Biomarkers of TIL
Current immunotherapies may be ineffective because immune cells in tumors (tumor infiltrating lymphocytes A.K.A. TILs) do not harbor the metabolic fitness to mount effective responses. We have found that mitochondrial Reactive Oxygen Species (MtROS) in TILs are a negative biomarker of TIL metabolic fitness in tumors. This assay may be useful on fresh patient biopsies to predict responses to immunotherapy and determine secondary interventions needed to invigorate TILs.

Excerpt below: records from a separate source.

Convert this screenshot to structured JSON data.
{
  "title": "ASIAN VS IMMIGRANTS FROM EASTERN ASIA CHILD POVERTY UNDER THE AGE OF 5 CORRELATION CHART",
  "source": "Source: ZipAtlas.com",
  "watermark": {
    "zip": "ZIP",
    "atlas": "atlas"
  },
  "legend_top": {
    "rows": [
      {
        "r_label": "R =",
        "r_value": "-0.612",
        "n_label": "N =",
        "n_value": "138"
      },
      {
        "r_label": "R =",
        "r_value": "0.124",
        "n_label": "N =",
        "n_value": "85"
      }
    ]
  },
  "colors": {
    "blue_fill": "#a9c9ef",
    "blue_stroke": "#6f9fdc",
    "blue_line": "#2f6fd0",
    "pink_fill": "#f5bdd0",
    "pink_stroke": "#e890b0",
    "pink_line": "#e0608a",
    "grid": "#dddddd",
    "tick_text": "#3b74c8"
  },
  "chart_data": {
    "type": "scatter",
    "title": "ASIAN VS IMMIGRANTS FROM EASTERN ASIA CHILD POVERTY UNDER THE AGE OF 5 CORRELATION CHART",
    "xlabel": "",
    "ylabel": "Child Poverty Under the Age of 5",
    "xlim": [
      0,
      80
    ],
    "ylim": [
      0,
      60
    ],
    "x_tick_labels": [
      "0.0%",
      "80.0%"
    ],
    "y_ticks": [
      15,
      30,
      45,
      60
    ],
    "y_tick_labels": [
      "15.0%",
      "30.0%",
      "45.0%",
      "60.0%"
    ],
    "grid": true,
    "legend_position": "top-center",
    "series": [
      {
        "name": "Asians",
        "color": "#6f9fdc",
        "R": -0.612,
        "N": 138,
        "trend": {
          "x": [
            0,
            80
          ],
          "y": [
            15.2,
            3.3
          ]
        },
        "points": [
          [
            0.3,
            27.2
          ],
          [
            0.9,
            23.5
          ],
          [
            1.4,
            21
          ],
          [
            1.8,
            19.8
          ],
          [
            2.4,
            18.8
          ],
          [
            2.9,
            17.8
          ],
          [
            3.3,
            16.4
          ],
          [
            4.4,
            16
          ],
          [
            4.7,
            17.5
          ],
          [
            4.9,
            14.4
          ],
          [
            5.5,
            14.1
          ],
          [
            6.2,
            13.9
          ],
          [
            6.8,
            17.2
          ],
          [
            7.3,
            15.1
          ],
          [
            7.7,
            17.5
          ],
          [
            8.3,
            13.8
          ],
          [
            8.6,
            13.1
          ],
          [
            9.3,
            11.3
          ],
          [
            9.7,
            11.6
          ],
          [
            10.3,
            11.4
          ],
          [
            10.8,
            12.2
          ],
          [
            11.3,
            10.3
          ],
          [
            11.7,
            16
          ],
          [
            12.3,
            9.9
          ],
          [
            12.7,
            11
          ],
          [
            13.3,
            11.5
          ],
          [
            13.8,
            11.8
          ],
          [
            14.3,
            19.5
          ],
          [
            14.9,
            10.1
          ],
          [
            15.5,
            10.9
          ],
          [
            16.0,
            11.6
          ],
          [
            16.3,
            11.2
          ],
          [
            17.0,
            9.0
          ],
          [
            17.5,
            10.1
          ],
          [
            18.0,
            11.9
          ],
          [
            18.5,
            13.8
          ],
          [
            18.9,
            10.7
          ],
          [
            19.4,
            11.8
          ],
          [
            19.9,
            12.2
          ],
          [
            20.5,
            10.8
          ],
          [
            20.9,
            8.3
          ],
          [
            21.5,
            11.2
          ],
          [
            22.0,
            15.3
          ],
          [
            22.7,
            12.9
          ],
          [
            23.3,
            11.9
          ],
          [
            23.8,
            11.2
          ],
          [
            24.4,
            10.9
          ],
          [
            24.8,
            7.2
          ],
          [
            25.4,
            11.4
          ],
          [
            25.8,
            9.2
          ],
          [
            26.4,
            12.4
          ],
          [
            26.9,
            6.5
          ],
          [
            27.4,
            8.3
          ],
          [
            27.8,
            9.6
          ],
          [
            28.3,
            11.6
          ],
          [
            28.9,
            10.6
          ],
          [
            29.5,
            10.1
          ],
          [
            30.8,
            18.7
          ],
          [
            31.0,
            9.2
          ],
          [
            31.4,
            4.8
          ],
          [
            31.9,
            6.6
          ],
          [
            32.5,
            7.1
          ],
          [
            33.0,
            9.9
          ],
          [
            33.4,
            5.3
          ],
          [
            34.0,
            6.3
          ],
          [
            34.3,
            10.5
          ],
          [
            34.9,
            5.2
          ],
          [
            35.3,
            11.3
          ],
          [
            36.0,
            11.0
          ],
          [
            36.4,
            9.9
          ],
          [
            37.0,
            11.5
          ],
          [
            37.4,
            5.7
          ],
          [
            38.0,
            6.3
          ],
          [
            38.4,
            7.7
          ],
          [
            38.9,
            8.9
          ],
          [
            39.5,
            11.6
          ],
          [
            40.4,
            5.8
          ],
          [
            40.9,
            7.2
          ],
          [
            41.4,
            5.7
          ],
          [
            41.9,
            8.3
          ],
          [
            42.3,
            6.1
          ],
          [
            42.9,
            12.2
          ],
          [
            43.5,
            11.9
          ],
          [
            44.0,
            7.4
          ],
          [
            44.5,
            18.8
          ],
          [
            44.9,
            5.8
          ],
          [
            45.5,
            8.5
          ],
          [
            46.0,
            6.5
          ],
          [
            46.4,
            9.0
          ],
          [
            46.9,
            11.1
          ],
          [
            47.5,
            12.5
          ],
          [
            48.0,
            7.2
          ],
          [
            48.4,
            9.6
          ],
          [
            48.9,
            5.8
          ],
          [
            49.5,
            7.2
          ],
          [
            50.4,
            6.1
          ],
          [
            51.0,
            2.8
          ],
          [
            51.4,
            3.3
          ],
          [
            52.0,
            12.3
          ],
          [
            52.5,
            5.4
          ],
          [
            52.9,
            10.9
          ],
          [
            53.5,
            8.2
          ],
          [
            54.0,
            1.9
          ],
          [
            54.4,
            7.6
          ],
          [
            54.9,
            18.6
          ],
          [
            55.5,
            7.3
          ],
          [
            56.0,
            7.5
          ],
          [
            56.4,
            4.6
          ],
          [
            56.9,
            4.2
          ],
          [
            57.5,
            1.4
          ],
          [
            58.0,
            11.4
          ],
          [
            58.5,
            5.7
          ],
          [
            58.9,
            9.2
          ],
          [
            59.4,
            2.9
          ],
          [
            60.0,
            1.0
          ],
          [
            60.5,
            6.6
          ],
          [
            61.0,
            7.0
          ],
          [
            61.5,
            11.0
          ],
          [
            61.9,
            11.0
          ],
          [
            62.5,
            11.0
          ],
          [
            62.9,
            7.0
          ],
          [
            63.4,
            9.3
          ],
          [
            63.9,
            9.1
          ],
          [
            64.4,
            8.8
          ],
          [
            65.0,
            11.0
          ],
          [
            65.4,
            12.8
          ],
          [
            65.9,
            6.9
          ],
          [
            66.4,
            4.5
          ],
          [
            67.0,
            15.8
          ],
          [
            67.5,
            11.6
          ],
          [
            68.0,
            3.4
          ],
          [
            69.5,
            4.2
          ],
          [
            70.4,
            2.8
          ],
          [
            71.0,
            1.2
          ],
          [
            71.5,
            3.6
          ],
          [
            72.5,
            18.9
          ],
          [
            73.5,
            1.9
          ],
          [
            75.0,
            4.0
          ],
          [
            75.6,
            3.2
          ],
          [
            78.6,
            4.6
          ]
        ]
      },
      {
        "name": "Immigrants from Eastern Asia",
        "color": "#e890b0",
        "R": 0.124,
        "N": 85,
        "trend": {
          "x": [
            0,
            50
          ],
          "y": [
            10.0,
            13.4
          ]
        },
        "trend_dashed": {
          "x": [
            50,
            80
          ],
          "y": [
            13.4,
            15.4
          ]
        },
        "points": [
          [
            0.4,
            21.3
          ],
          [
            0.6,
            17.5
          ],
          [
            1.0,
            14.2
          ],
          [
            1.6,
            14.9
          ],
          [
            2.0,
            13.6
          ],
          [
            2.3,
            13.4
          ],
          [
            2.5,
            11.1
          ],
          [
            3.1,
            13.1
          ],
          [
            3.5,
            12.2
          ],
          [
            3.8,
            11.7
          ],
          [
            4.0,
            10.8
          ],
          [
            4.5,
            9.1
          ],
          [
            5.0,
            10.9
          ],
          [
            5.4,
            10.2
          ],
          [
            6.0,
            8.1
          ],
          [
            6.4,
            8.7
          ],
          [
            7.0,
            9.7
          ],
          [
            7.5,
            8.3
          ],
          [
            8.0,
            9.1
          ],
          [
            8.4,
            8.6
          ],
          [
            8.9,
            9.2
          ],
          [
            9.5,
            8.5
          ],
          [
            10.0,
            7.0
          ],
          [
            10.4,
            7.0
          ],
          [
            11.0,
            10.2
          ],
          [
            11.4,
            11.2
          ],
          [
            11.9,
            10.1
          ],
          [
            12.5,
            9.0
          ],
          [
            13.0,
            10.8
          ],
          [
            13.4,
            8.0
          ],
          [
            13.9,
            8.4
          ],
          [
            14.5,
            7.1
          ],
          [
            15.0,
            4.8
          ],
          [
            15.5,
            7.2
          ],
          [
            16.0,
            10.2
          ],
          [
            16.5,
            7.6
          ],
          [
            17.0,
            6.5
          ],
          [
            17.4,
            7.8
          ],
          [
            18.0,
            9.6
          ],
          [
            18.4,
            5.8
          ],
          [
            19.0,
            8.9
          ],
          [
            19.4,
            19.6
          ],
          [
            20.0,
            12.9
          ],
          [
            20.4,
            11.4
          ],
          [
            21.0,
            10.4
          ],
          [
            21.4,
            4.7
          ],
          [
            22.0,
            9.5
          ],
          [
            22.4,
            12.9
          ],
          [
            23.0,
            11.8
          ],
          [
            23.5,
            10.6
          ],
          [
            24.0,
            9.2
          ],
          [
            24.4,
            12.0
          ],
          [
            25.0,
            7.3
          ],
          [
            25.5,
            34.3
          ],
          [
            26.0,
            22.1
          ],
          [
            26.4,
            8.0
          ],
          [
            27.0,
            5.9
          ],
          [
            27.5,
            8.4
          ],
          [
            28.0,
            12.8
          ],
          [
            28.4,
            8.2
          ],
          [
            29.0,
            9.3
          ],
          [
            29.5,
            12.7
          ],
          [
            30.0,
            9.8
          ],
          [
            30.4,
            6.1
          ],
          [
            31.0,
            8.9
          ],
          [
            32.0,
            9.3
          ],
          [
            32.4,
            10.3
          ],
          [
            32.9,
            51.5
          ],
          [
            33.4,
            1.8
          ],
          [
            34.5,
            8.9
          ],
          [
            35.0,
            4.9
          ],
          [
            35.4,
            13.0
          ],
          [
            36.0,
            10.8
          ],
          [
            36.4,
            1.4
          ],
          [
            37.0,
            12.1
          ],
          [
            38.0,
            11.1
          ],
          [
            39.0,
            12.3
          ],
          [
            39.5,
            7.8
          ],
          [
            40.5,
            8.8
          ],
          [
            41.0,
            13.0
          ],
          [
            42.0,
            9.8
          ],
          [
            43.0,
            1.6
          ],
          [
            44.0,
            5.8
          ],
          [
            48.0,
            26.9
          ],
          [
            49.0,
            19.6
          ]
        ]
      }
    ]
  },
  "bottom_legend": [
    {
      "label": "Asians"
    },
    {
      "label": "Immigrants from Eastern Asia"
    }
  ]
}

Figure 3. Mitochondrial reactive oxygen species signify mitochondrial exhaustion. Representative FACS plots of (A) Naïve WT OT-1+ CD8+ T cells activated and expanded with cognate peptide or (B) human PBMC expanded in high dose IL-2 (3000U/mL) and CD8+ T cells FACS stained at indicated time points. FACS gates are set from fluorescence minus one controls. Data points represent quantification of five individual mice or human samples and are represented as SEM, students t test performed for each time point versus T0 control. Experiments repeated twice. (C) Representative FACS plot with gating from FACS sorts of mtROS/ CD8+ T cells. Lowest 25% - and highest 25% +[A1] mtROS populations were collected and (D) Representative oxygen consumption rate (OCR) trace and quantification of spare respiratory capacity (SRC) from sorted populations at indicated time points measured via Seahorse Bioanalysis. Spare respiratory capacity (SRC) calculated as the difference between initial OCR rate and the maximal OCR rates achieved after FCCP uncoupling. Data are quantified and represented as SEM, students t test performed for each condition versus control T cells. (E) IFN-g production from sorted subsets at indicated time points. Post-sort purity was >97%. (F) Representative FACS plot and quantification of mtROS-Annexin co-staining on day 7 WT OT-1+ T cells. FACS gates are set from fluorescence minus one controls. Data are quantified and represented as SEM, students t test. Individual experiments repeated three times. * p<0.05, ****p<0.0001.